Après avoir épargné certaines entreprises et usines des raids de l’ICE en 2025, l’administration Trump annonce un revirement : les opérations de déportation seront intensifiées sur l’ensemble du territoire en 2026.
Avec un budget de 170 milliards de dollars et un objectif d’un million d’expulsions par an, le gouvernement américain se dote des moyens d’une campagne de déportation massive. Mais le soutien populaire s’effrite.

L’année 2025 aura été celle d’un tournant historique dans la politique migratoire américaine. Mais selon les plans de l’administration Trump, ce n’était qu’un prélude.

Avec l’adoption du « One Big Beautiful Bill » par le Congrès en juillet dernier et un financement colossal de 170 milliards de dollars alloué à l’application des lois sur l’immigration, les autorités fédérales se préparent à intensifier drastiquement leurs opérations en 2026, rapporte The Inquisitr.

Le gouvernement s’est fixé un objectif clair : expulser un million de personnes par an.

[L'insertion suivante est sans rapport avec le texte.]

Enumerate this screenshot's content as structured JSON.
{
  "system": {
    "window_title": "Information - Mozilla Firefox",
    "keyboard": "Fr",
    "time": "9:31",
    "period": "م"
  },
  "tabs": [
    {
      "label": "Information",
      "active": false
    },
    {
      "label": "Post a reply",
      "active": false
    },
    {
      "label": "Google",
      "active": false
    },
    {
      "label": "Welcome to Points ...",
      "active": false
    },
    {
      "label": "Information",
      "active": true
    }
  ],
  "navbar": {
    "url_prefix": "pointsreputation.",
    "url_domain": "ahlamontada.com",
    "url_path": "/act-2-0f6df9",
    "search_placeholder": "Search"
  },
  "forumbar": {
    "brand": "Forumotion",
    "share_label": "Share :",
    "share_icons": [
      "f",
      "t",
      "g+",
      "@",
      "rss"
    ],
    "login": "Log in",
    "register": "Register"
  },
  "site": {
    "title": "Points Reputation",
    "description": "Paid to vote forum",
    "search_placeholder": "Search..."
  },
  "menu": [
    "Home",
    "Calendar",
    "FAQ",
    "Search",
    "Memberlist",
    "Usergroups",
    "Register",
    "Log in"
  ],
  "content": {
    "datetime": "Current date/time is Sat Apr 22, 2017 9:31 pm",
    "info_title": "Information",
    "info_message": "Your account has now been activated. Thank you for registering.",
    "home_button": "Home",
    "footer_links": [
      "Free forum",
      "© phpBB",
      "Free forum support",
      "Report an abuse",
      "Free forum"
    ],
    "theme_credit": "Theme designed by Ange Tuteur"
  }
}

Jusqu’à présent, environ 622 000 personnes ont été renvoyées du territoire américain depuis le retour de Donald Trump à la Maison-Blanche en janvier 2025, selon Reuters. Mais l’administration considère ce chiffre comme un simple point de départ.

Un arsenal budgétaire sans précédent

Le « One Big Beautiful Bill », adopté avec la voix décisive du vice-président J.D. Vance au Sénat, constitue l’investissement le plus massif jamais consenti par le Congrès américain dans l’application des lois sur l’immigration. Selon le Brennan Center for Justice, ce budget dépasse les dépenses annuelles de l’ensemble des forces de police locales et étatiques des 50 États américains réunis.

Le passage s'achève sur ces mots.